Meu sogro por sua vez era filho de Manuel, um português e Dona Anna uma brasileira de Ribeirão Preto, bem metida a nobre. Na realidade ela tinha um antepassado nobre e rico, da nobreza criada pelos fazendeiros de café dessa cidade. Porem ela não era rica, mas era metida. O marido, por outro lado, levou um tombo, ficou com muita dor e se tornou viciado em morfina e acabaram se separando. Meu sogro, que era o filho mais velho, ficou responsavel pela mãe e irmãos, trabalhava num cartorio como escrevente e sustentava a familia. Depois conheceu Olga e se apaixonaram. Eles namoraram oito anos até meu sogro conseguir sustentar as duas familias.

Enfim se casaram, contra a vontade de Dona Anna que não gostava de italianos. Ela fez da vida de minha sogra um inferno. Se saiam juntas, ela ia de braço com o filho, se estavam no carro, ela ia na frente.

Minha sogra se esforçava para mostrar que era ótima, não reclamava de nada, mas criava os filhos com muita severidade, como ela tinha aprendido com os pais. A casa era impecavel, limpa, arrumada, comida muito boa, ela sempre arrumada. Os filhos tinha que ser perfeitos e primeiros alunos da classe. Meu marido foi colocado no conservatorio com quatro anos para tocar piano e se formou concertista com quatorze. Eu fui colega de classe dele e o vi muitas vezes tocar no auditorio do Instituto de Educação Caetano de Campos, na Praça da República, onde estudávamos.

A familia e amigos.

Meu sogro era dentista e foi o primeiro dessa profissão a ter uma maquina de Raio X no consultorio. Ele tambem era funcionario público e responsavel pelos muitos consultorios dentarios nas escolas publicas, que naquele tempo eram as melhores. Mais tarde entrou para a politica e foi deputado estadual. Minha sogra gostou de ser mulher de um deputado e trabalhou bastante ajudando, por exemplo, na Cruz Vermelha.
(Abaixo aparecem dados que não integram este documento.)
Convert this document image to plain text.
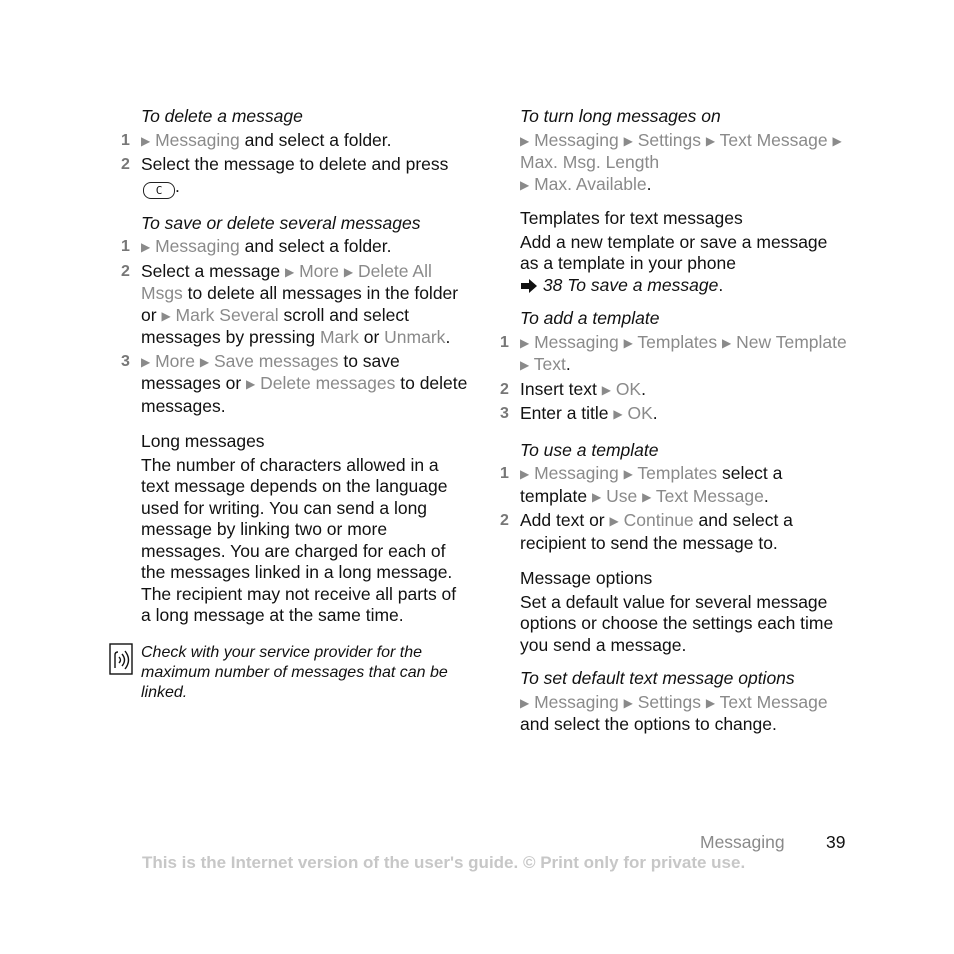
To delete a message
1 ▶ Messaging and select a folder.
2 Select the message to delete and press C .
To save or delete several messages
1 ▶ Messaging and select a folder.
2 Select a message ▶ More ▶ Delete All Msgs to delete all messages in the folder or ▶ Mark Several scroll and select messages by pressing Mark or Unmark.
3 ▶ More ▶ Save messages to save messages or ▶ Delete messages to delete messages.
Long messages
The number of characters allowed in a text message depends on the language used for writing. You can send a long message by linking two or more messages. You are charged for each of the messages linked in a long message. The recipient may not receive all parts of a long message at the same time.
Check with your service provider for the maximum number of messages that can be linked.
To turn long messages on
▶ Messaging ▶ Settings ▶ Text Message ▶ Max. Msg. Length
▶ Max. Available.
Templates for text messages
Add a new template or save a message as a template in your phone
38 To save a message.
To add a template
1 ▶ Messaging ▶ Templates ▶ New Template ▶ Text.
2 Insert text ▶ OK.
3 Enter a title ▶ OK.
To use a template
1 ▶ Messaging ▶ Templates select a template ▶ Use ▶ Text Message.
2 Add text or ▶ Continue and select a recipient to send the message to.
Message options
Set a default value for several message options or choose the settings each time you send a message.
To set default text message options
▶ Messaging ▶ Settings ▶ Text Message and select the options to change.
Messaging 39
This is the Internet version of the user's guide. © Print only for private use.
Parece porem que isso não deu muito certo, porque ele era um homem muito correto e pouco flexivel para ser político. Então perdeu a reeleição e mergulhou numa depressão profunda. Naquele tempo, 1960, não havia esses remédios de hoje e ele passou por outros tratamentos pesados, mas nunca mais foi o mesmo.

Eu entrei na familia quando ele ainda era deputado e estava bem. Ele gostava muito de mim e foi como um segundo pai. A familia de origem dele porem achava que eu era pobre e não servia como namorada e a maioria da familia nunca me enxergou, fingiam que não me viam. Eu nunca dei a menor importancia para isso porque eu sempre fui bonita, inteligente e sabia disso, pois com dezessete anos já tinha entrado na faculdade de arquitetura.
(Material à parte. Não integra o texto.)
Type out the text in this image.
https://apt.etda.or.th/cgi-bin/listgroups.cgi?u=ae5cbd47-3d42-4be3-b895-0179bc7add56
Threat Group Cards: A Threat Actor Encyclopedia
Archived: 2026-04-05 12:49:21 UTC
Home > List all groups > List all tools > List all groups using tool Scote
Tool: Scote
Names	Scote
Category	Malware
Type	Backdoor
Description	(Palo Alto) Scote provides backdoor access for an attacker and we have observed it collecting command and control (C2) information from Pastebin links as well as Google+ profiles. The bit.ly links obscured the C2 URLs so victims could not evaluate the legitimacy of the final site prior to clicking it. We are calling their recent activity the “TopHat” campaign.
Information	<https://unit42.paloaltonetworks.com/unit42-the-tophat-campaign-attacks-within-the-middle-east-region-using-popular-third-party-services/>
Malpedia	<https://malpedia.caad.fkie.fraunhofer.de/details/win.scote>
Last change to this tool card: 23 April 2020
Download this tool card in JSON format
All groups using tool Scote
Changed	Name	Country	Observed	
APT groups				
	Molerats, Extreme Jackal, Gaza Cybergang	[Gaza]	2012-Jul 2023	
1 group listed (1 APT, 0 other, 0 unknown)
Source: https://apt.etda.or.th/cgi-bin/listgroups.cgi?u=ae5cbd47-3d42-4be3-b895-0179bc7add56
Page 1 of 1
Dona Olga sempre foi otima sogra, realmente eu a considerava uma segunda mãe e a minha mãe tinha ciumes dela. Namoramos quase seis anos e depois de formados e empregados, nos casamos. Para o casamento eu fiz meu vestido e Dona Olga me deu uma renda maravilhosa, italiana, com mais de cem anos, para o bolero do vestido e tambem meus sogros fizeram nossa festa de casamento.

O tempo passou tivemos filhos, meu sogro faleceu e sempre visitamos e recebemos em casa Dona Vovó. Nós acompanhamos e cuidamos dela como ela havia cuidado de nós e de nossos filhos.

Ela teve problemas de visão e ficou quase cega. Nos últimos seis anos da vida dela eu, meu marido, nossa filha e nossa neta almoçamos com ela todos os domingos e o almoço tinha sempre que ter nhoque. Ela faleceu com cem anos e seis meses e para o enterro, como ela era muito vaidosa, coloquei a roupa que ela mais gostava, mandei fazer cabelo, manicure e maquiagem, alem de uma almofada sob a cabeça e ela estava linda. Depois mandei consertar o túmulo, que estava muito caidaço. Meu filho, que se foi, já está com os avós e tambem é onde pretendo ficar depois, junto com eles, no Cemiterio São Paulo, a sombra dos ipês rosa.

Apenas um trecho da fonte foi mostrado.